South Korean Foreign Ministry spokesman Jeon Ha-gyu said the drills were floated as South Korea and the United States discussed preparations for the alliance’s 70th anniversary next year.
“To mark that occasion, we are looking for various ways to demonstrate our military presence and the alliance’s overwhelming deterrent against North Korea,” Jeon said at a news conference.
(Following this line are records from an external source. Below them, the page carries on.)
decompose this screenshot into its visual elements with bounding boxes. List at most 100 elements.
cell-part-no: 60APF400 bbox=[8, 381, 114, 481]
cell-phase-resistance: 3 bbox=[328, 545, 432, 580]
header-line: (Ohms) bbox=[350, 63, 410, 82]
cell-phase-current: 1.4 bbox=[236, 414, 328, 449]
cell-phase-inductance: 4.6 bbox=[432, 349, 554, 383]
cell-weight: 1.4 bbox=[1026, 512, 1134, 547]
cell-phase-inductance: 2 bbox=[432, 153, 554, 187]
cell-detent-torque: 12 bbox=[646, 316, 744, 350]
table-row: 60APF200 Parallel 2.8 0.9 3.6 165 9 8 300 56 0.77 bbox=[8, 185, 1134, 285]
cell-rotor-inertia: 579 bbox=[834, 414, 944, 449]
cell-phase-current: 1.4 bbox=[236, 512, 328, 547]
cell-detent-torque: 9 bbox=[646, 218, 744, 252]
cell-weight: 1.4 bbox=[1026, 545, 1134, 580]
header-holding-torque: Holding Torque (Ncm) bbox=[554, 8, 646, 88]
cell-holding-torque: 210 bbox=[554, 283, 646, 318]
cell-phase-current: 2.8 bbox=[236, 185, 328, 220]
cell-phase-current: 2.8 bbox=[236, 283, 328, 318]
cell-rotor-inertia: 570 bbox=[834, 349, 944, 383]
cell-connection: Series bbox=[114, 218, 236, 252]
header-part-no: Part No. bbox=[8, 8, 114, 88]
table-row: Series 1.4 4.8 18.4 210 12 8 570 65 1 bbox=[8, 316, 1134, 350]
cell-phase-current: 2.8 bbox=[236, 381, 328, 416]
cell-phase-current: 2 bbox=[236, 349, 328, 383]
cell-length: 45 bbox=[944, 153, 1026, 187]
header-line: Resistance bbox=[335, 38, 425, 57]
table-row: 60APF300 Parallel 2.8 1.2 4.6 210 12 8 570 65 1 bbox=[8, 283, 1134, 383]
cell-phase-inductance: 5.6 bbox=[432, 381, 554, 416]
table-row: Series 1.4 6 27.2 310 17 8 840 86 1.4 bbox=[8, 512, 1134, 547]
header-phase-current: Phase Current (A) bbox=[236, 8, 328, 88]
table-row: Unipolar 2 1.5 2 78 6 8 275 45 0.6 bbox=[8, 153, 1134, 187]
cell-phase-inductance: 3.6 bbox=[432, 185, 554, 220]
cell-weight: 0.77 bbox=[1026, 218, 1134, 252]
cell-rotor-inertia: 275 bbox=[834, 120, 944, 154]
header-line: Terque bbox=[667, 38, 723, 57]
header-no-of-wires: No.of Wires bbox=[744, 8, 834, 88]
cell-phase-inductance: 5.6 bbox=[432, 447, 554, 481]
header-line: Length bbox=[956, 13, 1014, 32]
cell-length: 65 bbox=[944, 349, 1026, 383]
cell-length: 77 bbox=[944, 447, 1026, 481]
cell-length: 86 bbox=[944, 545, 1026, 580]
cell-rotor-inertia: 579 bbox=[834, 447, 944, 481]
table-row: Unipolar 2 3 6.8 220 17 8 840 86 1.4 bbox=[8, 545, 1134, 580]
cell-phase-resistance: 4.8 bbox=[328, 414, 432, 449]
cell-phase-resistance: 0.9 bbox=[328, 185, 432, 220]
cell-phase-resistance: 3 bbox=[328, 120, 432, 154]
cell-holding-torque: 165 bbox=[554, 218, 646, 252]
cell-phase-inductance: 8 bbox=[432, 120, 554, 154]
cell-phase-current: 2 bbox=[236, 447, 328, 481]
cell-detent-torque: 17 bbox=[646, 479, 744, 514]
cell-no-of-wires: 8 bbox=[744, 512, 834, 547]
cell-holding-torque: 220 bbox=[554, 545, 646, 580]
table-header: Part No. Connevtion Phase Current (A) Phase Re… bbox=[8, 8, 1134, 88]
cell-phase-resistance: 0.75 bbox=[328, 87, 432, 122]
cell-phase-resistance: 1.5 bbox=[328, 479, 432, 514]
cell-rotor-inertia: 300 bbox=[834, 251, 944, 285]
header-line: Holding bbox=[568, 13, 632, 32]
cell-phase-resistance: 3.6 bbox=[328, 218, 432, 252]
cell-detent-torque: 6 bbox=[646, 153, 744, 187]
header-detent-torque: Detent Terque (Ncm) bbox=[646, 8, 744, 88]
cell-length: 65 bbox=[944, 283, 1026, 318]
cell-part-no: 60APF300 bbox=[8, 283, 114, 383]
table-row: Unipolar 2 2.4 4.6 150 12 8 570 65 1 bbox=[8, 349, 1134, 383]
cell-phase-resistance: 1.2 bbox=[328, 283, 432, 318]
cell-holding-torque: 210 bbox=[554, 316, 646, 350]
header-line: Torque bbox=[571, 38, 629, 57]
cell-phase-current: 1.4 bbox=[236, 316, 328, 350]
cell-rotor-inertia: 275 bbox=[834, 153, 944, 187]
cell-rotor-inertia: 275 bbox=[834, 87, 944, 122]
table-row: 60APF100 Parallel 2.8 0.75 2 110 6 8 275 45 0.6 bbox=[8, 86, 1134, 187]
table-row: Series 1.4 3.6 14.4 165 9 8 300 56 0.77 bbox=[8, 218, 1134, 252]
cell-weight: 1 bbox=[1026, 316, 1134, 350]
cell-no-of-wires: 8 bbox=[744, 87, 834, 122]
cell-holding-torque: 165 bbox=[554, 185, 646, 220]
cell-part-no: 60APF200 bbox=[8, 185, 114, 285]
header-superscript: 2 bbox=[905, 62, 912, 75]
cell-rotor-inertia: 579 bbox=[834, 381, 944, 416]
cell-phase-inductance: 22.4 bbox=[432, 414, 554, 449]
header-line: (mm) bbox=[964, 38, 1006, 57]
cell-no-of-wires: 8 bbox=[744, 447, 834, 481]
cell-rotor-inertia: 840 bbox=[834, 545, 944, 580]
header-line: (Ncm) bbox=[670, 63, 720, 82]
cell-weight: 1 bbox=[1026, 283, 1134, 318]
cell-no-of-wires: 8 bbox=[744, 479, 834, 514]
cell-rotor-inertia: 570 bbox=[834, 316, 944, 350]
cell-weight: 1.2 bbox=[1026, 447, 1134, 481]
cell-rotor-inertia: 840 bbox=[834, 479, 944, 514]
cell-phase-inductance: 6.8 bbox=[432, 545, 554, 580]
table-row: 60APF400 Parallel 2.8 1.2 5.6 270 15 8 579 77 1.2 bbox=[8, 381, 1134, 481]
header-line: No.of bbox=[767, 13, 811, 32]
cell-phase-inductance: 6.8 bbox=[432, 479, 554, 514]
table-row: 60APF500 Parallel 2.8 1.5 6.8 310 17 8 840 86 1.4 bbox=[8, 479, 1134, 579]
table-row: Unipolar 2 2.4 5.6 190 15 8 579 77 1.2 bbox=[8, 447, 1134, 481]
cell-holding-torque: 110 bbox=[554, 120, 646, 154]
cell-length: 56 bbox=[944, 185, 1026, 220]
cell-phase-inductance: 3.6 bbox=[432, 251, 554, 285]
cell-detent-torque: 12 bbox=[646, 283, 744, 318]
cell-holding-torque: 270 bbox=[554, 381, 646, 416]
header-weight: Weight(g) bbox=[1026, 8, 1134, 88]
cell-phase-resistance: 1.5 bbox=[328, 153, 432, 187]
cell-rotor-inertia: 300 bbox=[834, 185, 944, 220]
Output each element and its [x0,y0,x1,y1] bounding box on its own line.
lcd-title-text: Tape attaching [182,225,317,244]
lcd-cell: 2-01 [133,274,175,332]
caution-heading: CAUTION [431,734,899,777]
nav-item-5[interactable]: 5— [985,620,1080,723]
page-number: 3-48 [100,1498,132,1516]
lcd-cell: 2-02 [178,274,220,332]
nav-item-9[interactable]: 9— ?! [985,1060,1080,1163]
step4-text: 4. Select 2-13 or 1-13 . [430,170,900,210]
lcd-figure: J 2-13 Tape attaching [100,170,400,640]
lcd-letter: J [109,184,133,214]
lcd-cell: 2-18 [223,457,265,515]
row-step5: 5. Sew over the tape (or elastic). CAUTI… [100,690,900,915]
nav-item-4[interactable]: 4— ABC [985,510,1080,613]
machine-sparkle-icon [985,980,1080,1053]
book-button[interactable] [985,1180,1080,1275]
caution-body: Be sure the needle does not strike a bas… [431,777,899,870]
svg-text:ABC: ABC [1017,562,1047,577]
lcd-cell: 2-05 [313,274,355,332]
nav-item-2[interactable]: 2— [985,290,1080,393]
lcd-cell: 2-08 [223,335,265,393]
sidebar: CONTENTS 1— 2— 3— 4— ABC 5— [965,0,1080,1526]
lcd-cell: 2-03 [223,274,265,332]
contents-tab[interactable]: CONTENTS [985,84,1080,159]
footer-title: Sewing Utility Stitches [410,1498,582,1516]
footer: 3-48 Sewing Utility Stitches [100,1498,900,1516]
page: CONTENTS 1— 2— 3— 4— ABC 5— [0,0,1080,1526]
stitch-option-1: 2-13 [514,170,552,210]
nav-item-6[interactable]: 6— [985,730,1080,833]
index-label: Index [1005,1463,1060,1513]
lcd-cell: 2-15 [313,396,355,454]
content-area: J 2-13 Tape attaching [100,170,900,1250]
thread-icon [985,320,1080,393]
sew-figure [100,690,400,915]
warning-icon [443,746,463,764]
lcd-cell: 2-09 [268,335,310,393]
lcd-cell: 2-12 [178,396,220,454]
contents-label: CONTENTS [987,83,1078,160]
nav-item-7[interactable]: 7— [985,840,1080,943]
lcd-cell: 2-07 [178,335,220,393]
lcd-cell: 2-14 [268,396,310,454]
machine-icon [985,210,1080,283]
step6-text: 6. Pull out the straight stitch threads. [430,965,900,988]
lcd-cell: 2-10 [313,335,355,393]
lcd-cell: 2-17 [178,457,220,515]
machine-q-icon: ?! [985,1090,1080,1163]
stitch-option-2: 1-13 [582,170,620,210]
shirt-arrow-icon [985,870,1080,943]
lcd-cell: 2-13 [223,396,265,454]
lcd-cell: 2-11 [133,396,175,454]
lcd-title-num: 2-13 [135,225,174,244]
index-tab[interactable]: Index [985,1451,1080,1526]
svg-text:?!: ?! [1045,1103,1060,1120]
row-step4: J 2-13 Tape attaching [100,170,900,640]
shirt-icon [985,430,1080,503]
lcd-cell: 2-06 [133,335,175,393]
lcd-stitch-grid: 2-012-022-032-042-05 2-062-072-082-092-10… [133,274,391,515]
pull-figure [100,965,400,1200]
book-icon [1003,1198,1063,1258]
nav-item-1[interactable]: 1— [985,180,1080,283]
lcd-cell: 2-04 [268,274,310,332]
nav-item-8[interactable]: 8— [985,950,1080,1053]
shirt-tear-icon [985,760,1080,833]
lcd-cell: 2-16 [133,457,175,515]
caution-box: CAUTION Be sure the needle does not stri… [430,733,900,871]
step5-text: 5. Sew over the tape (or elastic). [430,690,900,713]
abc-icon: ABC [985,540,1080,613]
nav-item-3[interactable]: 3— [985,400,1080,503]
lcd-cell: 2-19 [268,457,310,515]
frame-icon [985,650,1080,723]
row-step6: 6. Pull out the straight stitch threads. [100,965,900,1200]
Regular.
“A coordinated demonstration of live fire could be one of the options.”
The drills will be another show of joint force resumed after a multi-year hiatus under the new South Korean President Yoon Suk-yeol, who has pledged to strengthen the military’s capabilities and readiness. prepared to prevent North Korea’s weapons development.
On Tuesday, the United States sent F-22 Raptor stealth fighters to participate in joint drills with South Korea for the first time since 2018, hours after North Korea criticized both countries and vowed to conducted several missile tests.
In September, the allies held their first exercise with a US aircraft carrier since 2018.
Such drills were halted under Yoon’s predecessor, Moon Jae-in, who had prioritized fighting the North, which denounced them as a rehearsal for invasion.
North Korea has tested an unprecedented number of missiles this year, including an intercontinental ballistic missile (ICBM) designed to strike the continental United States. Seoul and Washington officials say the country has also completed preparations for its first nuclear test since 2017.